How Many People Die From Tripping and Falling Each Year?

Falls kill roughly 684,000 people worldwide every year, making them the second leading cause of unintentional injury death globally. In the United States alone, 41,400 adults aged 65 and older died from unintentional falls in 2023. These numbers are larger than most people expect, and they reflect a problem that has been growing steadily worse over the past two decades.

The Numbers in the U.S. and Worldwide

The World Health Organization estimates 684,000 fatal falls occur globally each year, with adults over 60 accounting for the largest share in every region of the world. In the United States, the picture is especially detailed thanks to federal tracking. The National Center for Health Statistics reported 41,400 unintentional fall deaths among adults 65 and older in 2023, a rate of 69.9 per 100,000 people in that age group. That means for every 1,400 or so older Americans, one died from a fall that year.

To put that in perspective, fall deaths among older adults in the U.S. now exceed the number of people killed in car accidents each year. This isn’t a freak-accident problem. It’s a large-scale public health issue that affects tens of thousands of families annually.

Why Older Adults Are Most at Risk

Age is the single biggest risk factor. The body changes in several ways that make tripping more likely and surviving a fall less certain. Muscle weakness reduces your ability to catch yourself when you stumble. Joint stiffness limits how quickly you can adjust your footing. Vision problems, particularly poor depth perception and reduced peripheral vision, make it harder to spot uneven surfaces, curbs, or obstacles in your path.

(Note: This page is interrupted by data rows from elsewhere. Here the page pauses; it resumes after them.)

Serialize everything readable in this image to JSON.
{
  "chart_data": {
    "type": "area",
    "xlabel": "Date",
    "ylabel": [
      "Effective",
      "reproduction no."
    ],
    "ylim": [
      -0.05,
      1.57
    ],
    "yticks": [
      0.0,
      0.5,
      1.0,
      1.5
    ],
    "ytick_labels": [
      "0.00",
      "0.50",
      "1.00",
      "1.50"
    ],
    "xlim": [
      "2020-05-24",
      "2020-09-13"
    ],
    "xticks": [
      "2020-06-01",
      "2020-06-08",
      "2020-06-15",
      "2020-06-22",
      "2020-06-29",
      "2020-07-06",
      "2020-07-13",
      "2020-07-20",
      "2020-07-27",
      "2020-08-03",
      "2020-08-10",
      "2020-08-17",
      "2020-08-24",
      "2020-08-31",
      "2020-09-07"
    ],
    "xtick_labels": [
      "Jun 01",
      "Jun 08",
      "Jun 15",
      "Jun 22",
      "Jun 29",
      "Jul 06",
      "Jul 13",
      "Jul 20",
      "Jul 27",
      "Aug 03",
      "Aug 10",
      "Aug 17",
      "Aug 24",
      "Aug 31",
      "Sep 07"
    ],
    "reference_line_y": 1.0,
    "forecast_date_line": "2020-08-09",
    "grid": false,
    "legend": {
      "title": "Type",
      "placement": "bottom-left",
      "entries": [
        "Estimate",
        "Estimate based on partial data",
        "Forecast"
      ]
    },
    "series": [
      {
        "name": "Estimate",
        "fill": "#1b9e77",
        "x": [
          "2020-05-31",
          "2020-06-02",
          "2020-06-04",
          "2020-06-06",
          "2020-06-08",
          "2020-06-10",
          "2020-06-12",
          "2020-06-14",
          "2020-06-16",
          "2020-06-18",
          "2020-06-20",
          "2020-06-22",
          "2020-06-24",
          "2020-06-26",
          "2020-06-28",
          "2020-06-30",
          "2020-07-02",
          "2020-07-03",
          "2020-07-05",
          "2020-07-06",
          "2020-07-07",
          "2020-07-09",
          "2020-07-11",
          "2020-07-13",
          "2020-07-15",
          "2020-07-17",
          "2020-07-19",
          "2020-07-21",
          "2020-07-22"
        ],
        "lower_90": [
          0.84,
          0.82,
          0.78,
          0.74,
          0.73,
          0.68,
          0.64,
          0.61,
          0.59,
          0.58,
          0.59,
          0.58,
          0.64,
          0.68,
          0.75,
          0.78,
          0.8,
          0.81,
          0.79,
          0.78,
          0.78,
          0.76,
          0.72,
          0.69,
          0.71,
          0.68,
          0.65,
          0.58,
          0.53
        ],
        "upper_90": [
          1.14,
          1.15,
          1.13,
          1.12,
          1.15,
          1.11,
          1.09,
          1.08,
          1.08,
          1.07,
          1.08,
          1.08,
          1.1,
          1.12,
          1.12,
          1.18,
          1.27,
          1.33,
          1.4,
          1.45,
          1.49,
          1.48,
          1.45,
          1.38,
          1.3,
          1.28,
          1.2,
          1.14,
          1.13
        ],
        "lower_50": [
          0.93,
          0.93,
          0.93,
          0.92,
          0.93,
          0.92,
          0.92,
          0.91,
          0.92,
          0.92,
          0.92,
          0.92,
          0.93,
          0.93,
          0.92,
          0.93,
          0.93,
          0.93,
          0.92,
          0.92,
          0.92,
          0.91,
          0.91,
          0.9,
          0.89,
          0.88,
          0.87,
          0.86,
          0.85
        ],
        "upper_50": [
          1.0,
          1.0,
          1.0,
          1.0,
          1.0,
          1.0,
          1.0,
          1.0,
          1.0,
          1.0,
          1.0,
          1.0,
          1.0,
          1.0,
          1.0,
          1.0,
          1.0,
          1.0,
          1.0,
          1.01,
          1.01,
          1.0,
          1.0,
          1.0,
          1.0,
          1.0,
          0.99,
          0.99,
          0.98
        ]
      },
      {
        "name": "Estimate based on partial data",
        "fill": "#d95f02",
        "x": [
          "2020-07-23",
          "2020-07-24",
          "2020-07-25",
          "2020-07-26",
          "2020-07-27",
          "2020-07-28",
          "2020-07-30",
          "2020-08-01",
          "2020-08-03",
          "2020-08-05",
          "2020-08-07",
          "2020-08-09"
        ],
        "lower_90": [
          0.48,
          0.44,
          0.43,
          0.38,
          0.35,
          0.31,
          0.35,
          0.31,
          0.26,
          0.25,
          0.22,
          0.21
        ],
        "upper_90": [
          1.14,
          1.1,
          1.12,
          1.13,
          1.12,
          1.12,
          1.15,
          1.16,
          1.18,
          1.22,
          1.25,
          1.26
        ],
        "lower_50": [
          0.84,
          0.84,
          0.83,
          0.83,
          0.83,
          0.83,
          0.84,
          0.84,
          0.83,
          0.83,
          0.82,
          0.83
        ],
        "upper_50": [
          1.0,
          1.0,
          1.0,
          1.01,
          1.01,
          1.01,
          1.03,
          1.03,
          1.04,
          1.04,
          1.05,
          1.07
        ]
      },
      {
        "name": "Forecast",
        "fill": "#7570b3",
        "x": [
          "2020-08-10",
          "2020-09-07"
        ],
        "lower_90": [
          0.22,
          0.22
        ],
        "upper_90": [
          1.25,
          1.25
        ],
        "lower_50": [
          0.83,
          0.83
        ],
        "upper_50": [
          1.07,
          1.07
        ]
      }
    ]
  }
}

Balance itself becomes less reliable with age. The inner ear, which helps you sense where your body is in space, gradually loses function. Nerve sensitivity in the feet decreases, so you get less feedback from the ground beneath you. Medications compound the problem: blood pressure drugs can cause dizziness when standing, sedatives slow reaction time, and taking multiple prescriptions at once multiplies these effects. A younger person who trips over a rug might stumble and recover. An older person with even two or three of these risk factors may go straight to the ground.

How a Fall Becomes Fatal

Most people don’t die from the fall itself. They die from the injuries it causes and the complications that follow. Hip fractures are the most dangerous outcome. Among patients who fracture a hip in a fall, roughly 22% die within one year, according to a study published in Frontiers in Medicine that tracked over 600 patients. The fracture triggers a cascade: surgery, immobilization, blood clots, pneumonia from lying in bed, and a general decline that the body can’t recover from.

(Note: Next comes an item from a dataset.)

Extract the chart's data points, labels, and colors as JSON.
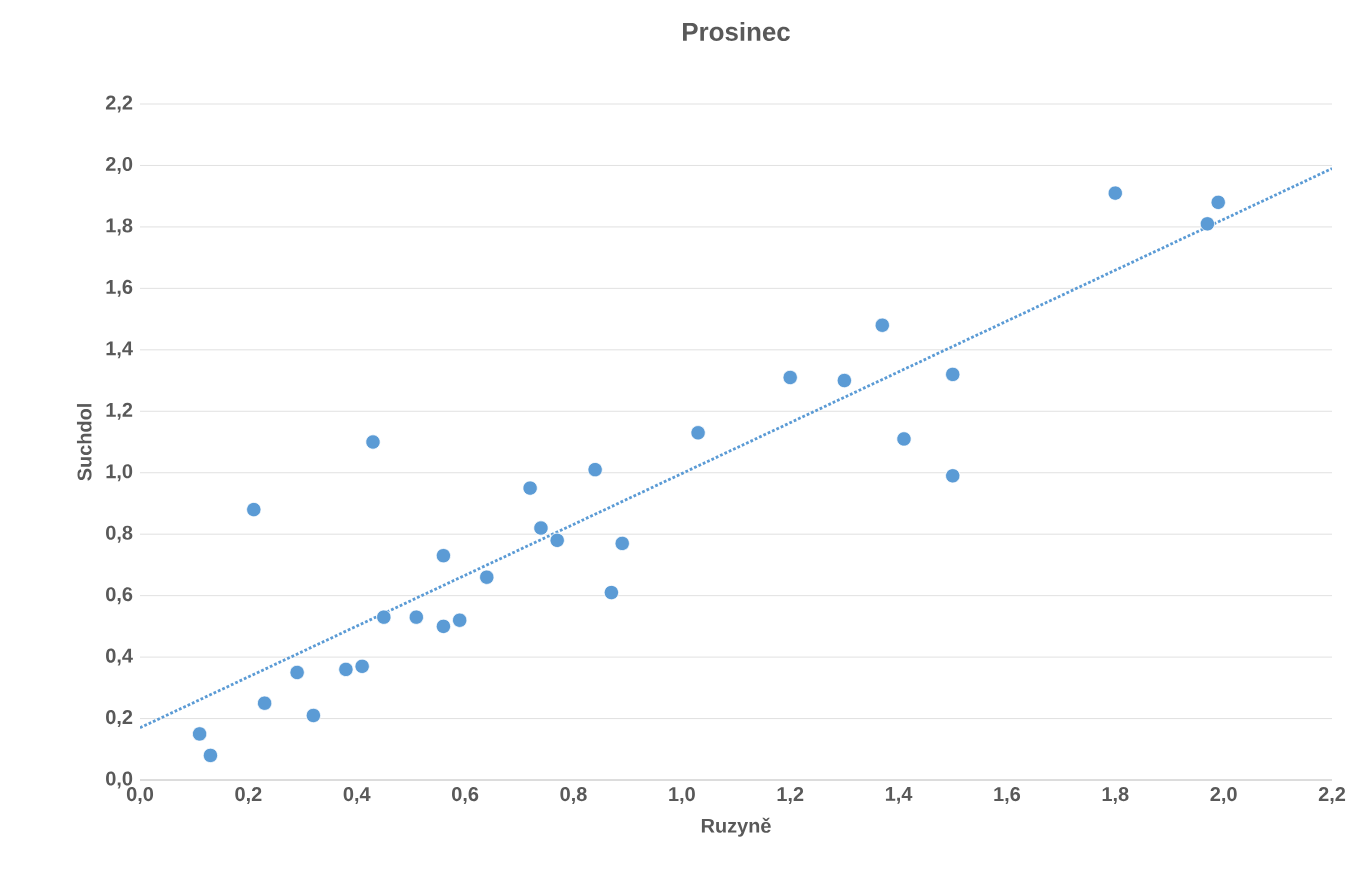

Head injuries are the other major killer. Older adults who take blood-thinning medications are especially vulnerable because even a minor bump to the head can cause bleeding inside the skull that builds pressure slowly over hours or days. Traumatic brain injuries from falls are a leading cause of death in people over 75. Falls that seem minor at the time can turn fatal when bleeding goes unnoticed.

Falls in the Workplace

Fatal falls aren’t limited to older adults at home. In workplace settings, falls are a persistent cause of death, particularly in construction. The Bureau of Labor Statistics tracks these incidents closely. In 2022, 11 construction workers died from falls on the same level, meaning they tripped or slipped rather than falling from a height. Falls from elevation, such as roofs, ladders, and scaffolding, account for far more workplace fatalities and are consistently among the top causes of death on construction sites.

The distinction matters because “tripping and falling” often brings to mind a same-level stumble, not a fall from a roof. Same-level falls are far more common but less often fatal in younger, healthier workers. The lethality increases dramatically with age and with the height of the fall.

Why Fall Deaths Keep Rising

The number of fatal falls in the U.S. has climbed significantly over the past two decades. Part of the increase is demographic: the population over 65 is growing as baby boomers age, so more people are in the highest-risk category. But the death rate per 100,000 older adults has also risen, meaning the problem isn’t just about having more older people. Researchers point to several contributing factors, including higher rates of medication use, more older adults living independently rather than in assisted care, and an increase in chronic conditions like diabetes that damage nerves and impair balance.

Reducing the Risk

Falls are not inevitable. Strength and balance training is the most effective single intervention for preventing falls in older adults. Programs that include exercises like standing on one foot, heel-to-toe walking, and lower body strengthening have been shown to reduce fall rates substantially. Tai chi, which combines slow movement with weight shifting, is one of the most studied and consistently effective options.

Home modifications also make a measurable difference. Grab bars in bathrooms, better lighting in hallways and stairways, removing loose rugs, and keeping walkways clear are simple changes that eliminate common tripping hazards. Having your vision checked annually and reviewing medications with a pharmacist to identify drugs that cause dizziness are two steps that directly address the physiological risk factors.

For younger adults, wearing appropriate footwear, keeping workspaces free of cords and clutter, and using handrails on stairs are the most practical precautions. The risk at any age increases with alcohol use, fatigue, and rushing, all of which impair the split-second coordination your body needs to recover from a stumble.